Rationale: Tension-free repair of inguinal hernia with prosthetic materials in adults has become a routine surgical procedure. However, serious complications may arise such as mesh displacement, infection, and even enterocutaneous fistula (EF). The management of chronic mesh infection (CMI) complicated by an EF is very challenging. A simple treatment of infected mesh removal and negative pressure wound therapy (NPWT) may cure the patients with EF with CMI.
Patient concerns: A 75-year-old male patient underwent tension-free treatment for a bilateral inguinal hernia at a county hospital 10 years ago. Three months before admission, the right groin gradually formed a skin sinus with outflow of fetid thin pus, and it could not heal.
Diagnoses: The patient was diagnosed preoperatively with mesh plug adhesion to the intestine, which resulted in low-flow EF combined with CMI.

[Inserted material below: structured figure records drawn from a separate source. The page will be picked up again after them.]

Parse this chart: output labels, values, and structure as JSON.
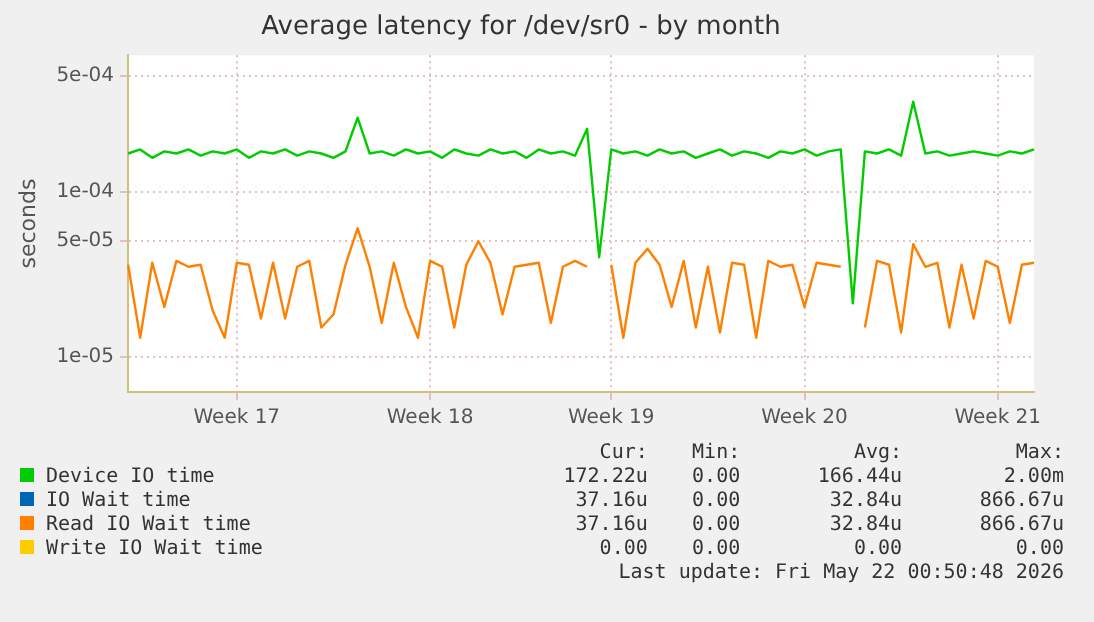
{
  "chart_data": {
    "type": "line",
    "title": "Average latency for /dev/sr0 - by month",
    "ylabel": "seconds",
    "log": "y",
    "grid": true,
    "legend": "bottom",
    "categories": [
      null,
      null,
      null,
      null,
      null,
      null,
      null,
      null,
      null,
      "Week 17",
      null,
      null,
      null,
      null,
      null,
      null,
      null,
      null,
      null,
      null,
      null,
      null,
      null,
      null,
      null,
      "Week 18",
      null,
      null,
      null,
      null,
      null,
      null,
      null,
      null,
      null,
      null,
      null,
      null,
      null,
      null,
      "Week 19",
      null,
      null,
      null,
      null,
      null,
      null,
      null,
      null,
      null,
      null,
      null,
      null,
      null,
      null,
      null,
      "Week 20",
      null,
      null,
      null,
      null,
      null,
      null,
      null,
      null,
      null,
      null,
      null,
      null,
      null,
      null,
      null,
      "Week 21",
      null,
      null,
      null
    ],
    "ylim": [
      6.1e-06,
      0.00067
    ],
    "yticks": [
      {
        "value": 1e-05,
        "label": "1e-05"
      },
      {
        "value": 5e-05,
        "label": "5e-05"
      },
      {
        "value": 0.0001,
        "label": "1e-04"
      },
      {
        "value": 0.0005,
        "label": "5e-04"
      }
    ],
    "series": [
      {
        "name": "Device IO time",
        "color": "#00cc00",
        "values": [
          0.00017,
          0.00018,
          0.00016,
          0.000175,
          0.00017,
          0.00018,
          0.000165,
          0.000175,
          0.00017,
          0.00018,
          0.00016,
          0.000175,
          0.00017,
          0.00018,
          0.000165,
          0.000175,
          0.00017,
          0.00016,
          0.000175,
          0.00028,
          0.00017,
          0.000175,
          0.000165,
          0.00018,
          0.00017,
          0.000175,
          0.00016,
          0.00018,
          0.00017,
          0.000165,
          0.00018,
          0.00017,
          0.000175,
          0.00016,
          0.00018,
          0.00017,
          0.000175,
          0.000165,
          0.00024,
          4e-05,
          0.00018,
          0.00017,
          0.000175,
          0.000165,
          0.00018,
          0.00017,
          0.000175,
          0.00016,
          0.00017,
          0.00018,
          0.000165,
          0.000175,
          0.00017,
          0.00016,
          0.000175,
          0.00017,
          0.00018,
          0.000165,
          0.000175,
          0.00018,
          2.1e-05,
          0.000175,
          0.00017,
          0.00018,
          0.000165,
          0.00035,
          0.00017,
          0.000175,
          0.000165,
          0.00017,
          0.000175,
          0.00017,
          0.000165,
          0.000175,
          0.00017,
          0.00018
        ]
      },
      {
        "name": "IO Wait time",
        "color": "#0066b3",
        "values": [
          null,
          null,
          null,
          null,
          null,
          null,
          null,
          null,
          null,
          null,
          null,
          null,
          null,
          null,
          null,
          null,
          null,
          null,
          null,
          null,
          null,
          null,
          null,
          null,
          null,
          null,
          null,
          null,
          null,
          null,
          null,
          null,
          null,
          null,
          null,
          null,
          null,
          null,
          null,
          null,
          null,
          null,
          null,
          null,
          null,
          null,
          null,
          null,
          null,
          null,
          null,
          null,
          null,
          null,
          null,
          null,
          null,
          null,
          null,
          null,
          null,
          null,
          null,
          null,
          null,
          null,
          null,
          null,
          null,
          null,
          null,
          null,
          null,
          null,
          null,
          null
        ]
      },
      {
        "name": "Read IO Wait time",
        "color": "#ff8000",
        "values": [
          3.6e-05,
          1.3e-05,
          3.7e-05,
          2e-05,
          3.8e-05,
          3.5e-05,
          3.6e-05,
          1.9e-05,
          1.3e-05,
          3.7e-05,
          3.6e-05,
          1.7e-05,
          3.7e-05,
          1.7e-05,
          3.5e-05,
          3.8e-05,
          1.5e-05,
          1.8e-05,
          3.6e-05,
          6e-05,
          3.5e-05,
          1.6e-05,
          3.7e-05,
          2e-05,
          1.3e-05,
          3.8e-05,
          3.5e-05,
          1.5e-05,
          3.6e-05,
          5e-05,
          3.7e-05,
          1.8e-05,
          3.5e-05,
          3.6e-05,
          3.7e-05,
          1.6e-05,
          3.5e-05,
          3.8e-05,
          3.5e-05,
          null,
          3.6e-05,
          1.3e-05,
          3.7e-05,
          4.5e-05,
          3.6e-05,
          2e-05,
          3.8e-05,
          1.5e-05,
          3.5e-05,
          1.4e-05,
          3.7e-05,
          3.6e-05,
          1.3e-05,
          3.8e-05,
          3.5e-05,
          3.6e-05,
          2e-05,
          3.7e-05,
          3.6e-05,
          3.5e-05,
          null,
          1.5e-05,
          3.8e-05,
          3.6e-05,
          1.4e-05,
          4.8e-05,
          3.5e-05,
          3.7e-05,
          1.5e-05,
          3.6e-05,
          1.7e-05,
          3.8e-05,
          3.5e-05,
          1.6e-05,
          3.6e-05,
          3.7e-05
        ]
      },
      {
        "name": "Write IO Wait time",
        "color": "#ffcc00",
        "values": [
          null,
          null,
          null,
          null,
          null,
          null,
          null,
          null,
          null,
          null,
          null,
          null,
          null,
          null,
          null,
          null,
          null,
          null,
          null,
          null,
          null,
          null,
          null,
          null,
          null,
          null,
          null,
          null,
          null,
          null,
          null,
          null,
          null,
          null,
          null,
          null,
          null,
          null,
          null,
          null,
          null,
          null,
          null,
          null,
          null,
          null,
          null,
          null,
          null,
          null,
          null,
          null,
          null,
          null,
          null,
          null,
          null,
          null,
          null,
          null,
          null,
          null,
          null,
          null,
          null,
          null,
          null,
          null,
          null,
          null,
          null,
          null,
          null,
          null,
          null,
          null
        ]
      }
    ],
    "annotations": [
      "Cur:",
      "Min:",
      "Avg:",
      "Max:",
      "172.22u",
      "0.00",
      "166.44u",
      "2.00m",
      "37.16u",
      "0.00",
      "32.84u",
      "866.67u",
      "37.16u",
      "0.00",
      "32.84u",
      "866.67u",
      "0.00",
      "0.00",
      "0.00",
      "0.00",
      "Last update: Fri May 22 00:50:48 2026"
    ]
  }
}
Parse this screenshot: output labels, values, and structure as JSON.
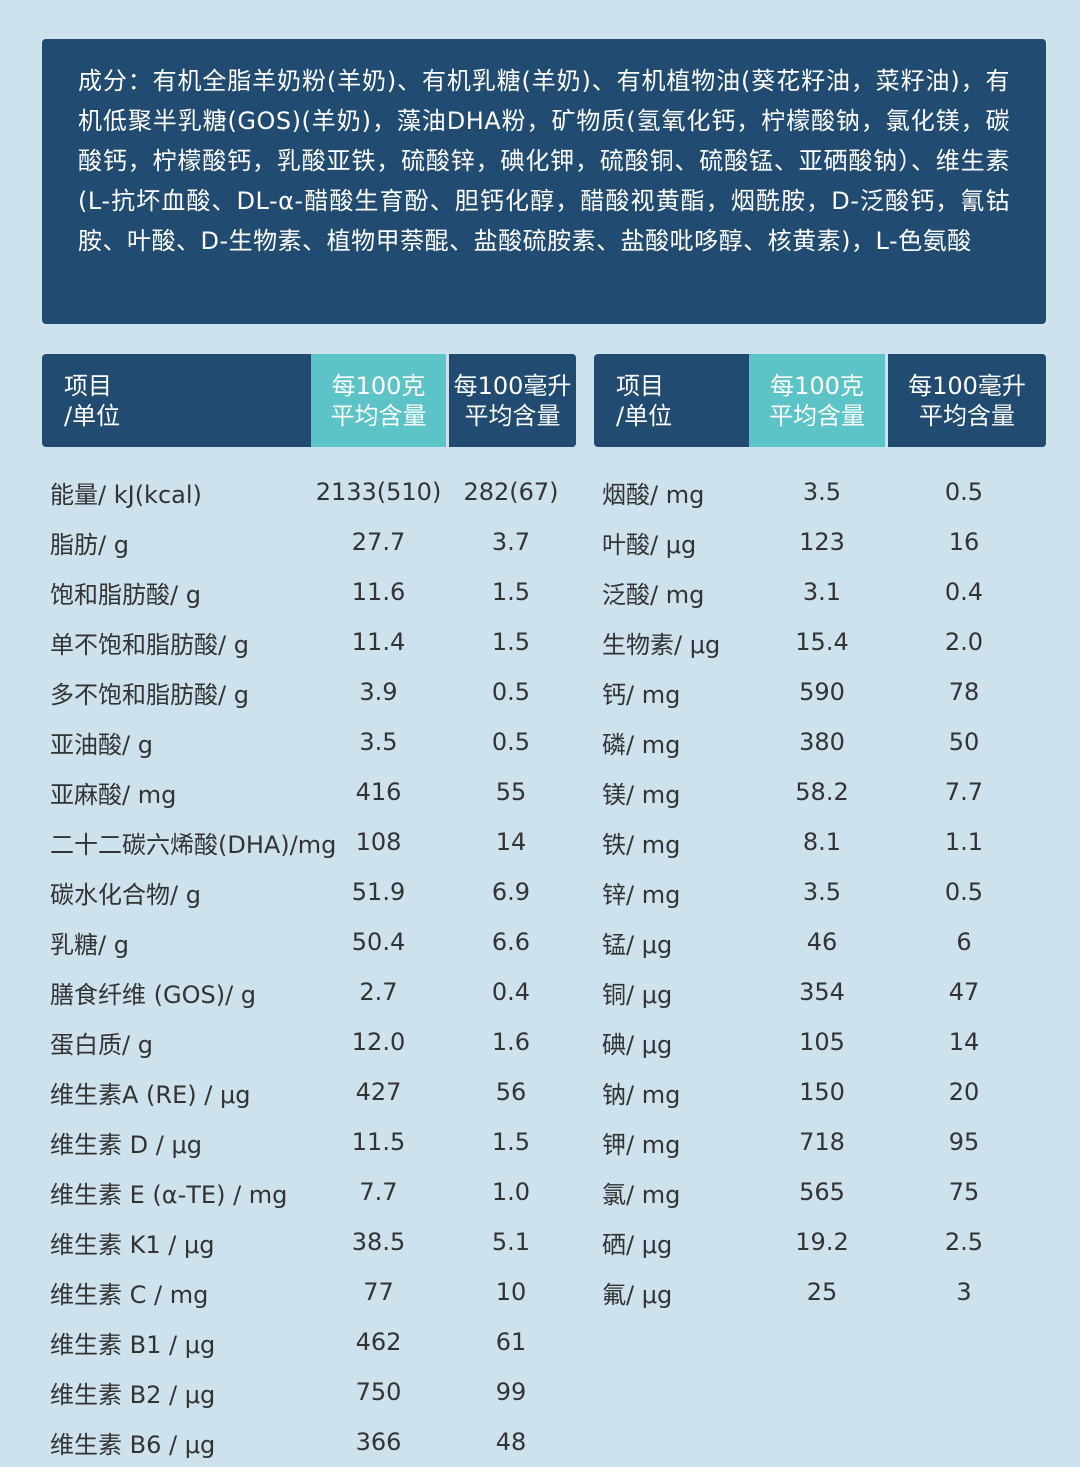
{
  "ingredients": "成分：有机全脂羊奶粉(羊奶)、有机乳糖(羊奶)、有机植物油(葵花籽油，菜籽油)，有机低聚半乳糖(GOS)(羊奶)，藻油DHA粉，矿物质(氢氧化钙，柠檬酸钠，氯化镁，碳酸钙，柠檬酸钙，乳酸亚铁，硫酸锌，碘化钾，硫酸铜、硫酸锰、亚硒酸钠）、维生素(L-抗坏血酸、DL-α-醋酸生育酚、胆钙化醇，醋酸视黄酯，烟酰胺，D-泛酸钙，氰钴胺、叶酸、D-生物素、植物甲萘醌、盐酸硫胺素、盐酸吡哆醇、核黄素)，L-色氨酸",
  "headers": {
    "item": [
      "项目",
      "/单位"
    ],
    "per100g": [
      "每100克",
      "平均含量"
    ],
    "per100ml": [
      "每100毫升",
      "平均含量"
    ]
  },
  "left_rows": [
    {
      "name": "能量/ kJ(kcal)",
      "g": "2133(510)",
      "ml": "282(67)"
    },
    {
      "name": "脂肪/ g",
      "g": "27.7",
      "ml": "3.7"
    },
    {
      "name": "饱和脂肪酸/ g",
      "g": "11.6",
      "ml": "1.5"
    },
    {
      "name": "单不饱和脂肪酸/ g",
      "g": "11.4",
      "ml": "1.5"
    },
    {
      "name": "多不饱和脂肪酸/ g",
      "g": "3.9",
      "ml": "0.5"
    },
    {
      "name": "亚油酸/ g",
      "g": "3.5",
      "ml": "0.5"
    },
    {
      "name": "亚麻酸/ mg",
      "g": "416",
      "ml": "55"
    },
    {
      "name": "二十二碳六烯酸(DHA)/mg",
      "g": "108",
      "ml": "14"
    },
    {
      "name": "碳水化合物/ g",
      "g": "51.9",
      "ml": "6.9"
    },
    {
      "name": "乳糖/ g",
      "g": "50.4",
      "ml": "6.6"
    },
    {
      "name": "膳食纤维 (GOS)/ g",
      "g": "2.7",
      "ml": "0.4"
    },
    {
      "name": "蛋白质/ g",
      "g": "12.0",
      "ml": "1.6"
    },
    {
      "name": "维生素A (RE) /  μg",
      "g": "427",
      "ml": "56"
    },
    {
      "name": "维生素 D / μg",
      "g": "11.5",
      "ml": "1.5"
    },
    {
      "name": "维生素 E (α-TE) / mg",
      "g": "7.7",
      "ml": "1.0"
    },
    {
      "name": "维生素 K1 / μg",
      "g": "38.5",
      "ml": "5.1"
    },
    {
      "name": "维生素 C / mg",
      "g": "77",
      "ml": "10"
    },
    {
      "name": "维生素 B1 / μg",
      "g": "462",
      "ml": "61"
    },
    {
      "name": "维生素 B2 / μg",
      "g": "750",
      "ml": "99"
    },
    {
      "name": "维生素 B6 / μg",
      "g": "366",
      "ml": "48"
    }
  ],
  "right_rows": [
    {
      "name": "烟酸/ mg",
      "g": "3.5",
      "ml": "0.5"
    },
    {
      "name": "叶酸/ μg",
      "g": "123",
      "ml": "16"
    },
    {
      "name": "泛酸/ mg",
      "g": "3.1",
      "ml": "0.4"
    },
    {
      "name": "生物素/ μg",
      "g": "15.4",
      "ml": "2.0"
    },
    {
      "name": "钙/ mg",
      "g": "590",
      "ml": "78"
    },
    {
      "name": "磷/ mg",
      "g": "380",
      "ml": "50"
    },
    {
      "name": "镁/ mg",
      "g": "58.2",
      "ml": "7.7"
    },
    {
      "name": "铁/ mg",
      "g": "8.1",
      "ml": "1.1"
    },
    {
      "name": "锌/ mg",
      "g": "3.5",
      "ml": "0.5"
    },
    {
      "name": "锰/ μg",
      "g": "46",
      "ml": "6"
    },
    {
      "name": "铜/ μg",
      "g": "354",
      "ml": "47"
    },
    {
      "name": "碘/ μg",
      "g": "105",
      "ml": "14"
    },
    {
      "name": "钠/ mg",
      "g": "150",
      "ml": "20"
    },
    {
      "name": "钾/ mg",
      "g": "718",
      "ml": "95"
    },
    {
      "name": "氯/ mg",
      "g": "565",
      "ml": "75"
    },
    {
      "name": "硒/ μg",
      "g": "19.2",
      "ml": "2.5"
    },
    {
      "name": "氟/ μg",
      "g": "25",
      "ml": "3"
    }
  ],
  "colors": {
    "navy": "#214b70",
    "teal": "#5cc3c6",
    "background": "#cde2ec"
  }
}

Interventions: The patient received a simple treatment mode consisting of an incision made from the original incision, but the new incision did not penetrate the abdominal cavity; treatment included resection of the fistula, removal of the mesh, repair of the intestine and local tissue, and continuous irrigation of vacuum sealing drainage (VSD) devices for NPWT.
Outcomes: The infected mesh was completely removed. Five VSD devices were utilized to treat the EF and wound. The time from intervention to wound healing was 35 days, and follow-up for 6 months revealed no infection and no hernia recurrence in the right groin.
Lessons: The NPWT is effective in treating CMI concomitant with EF and does not increase the risk of hernia recurrence.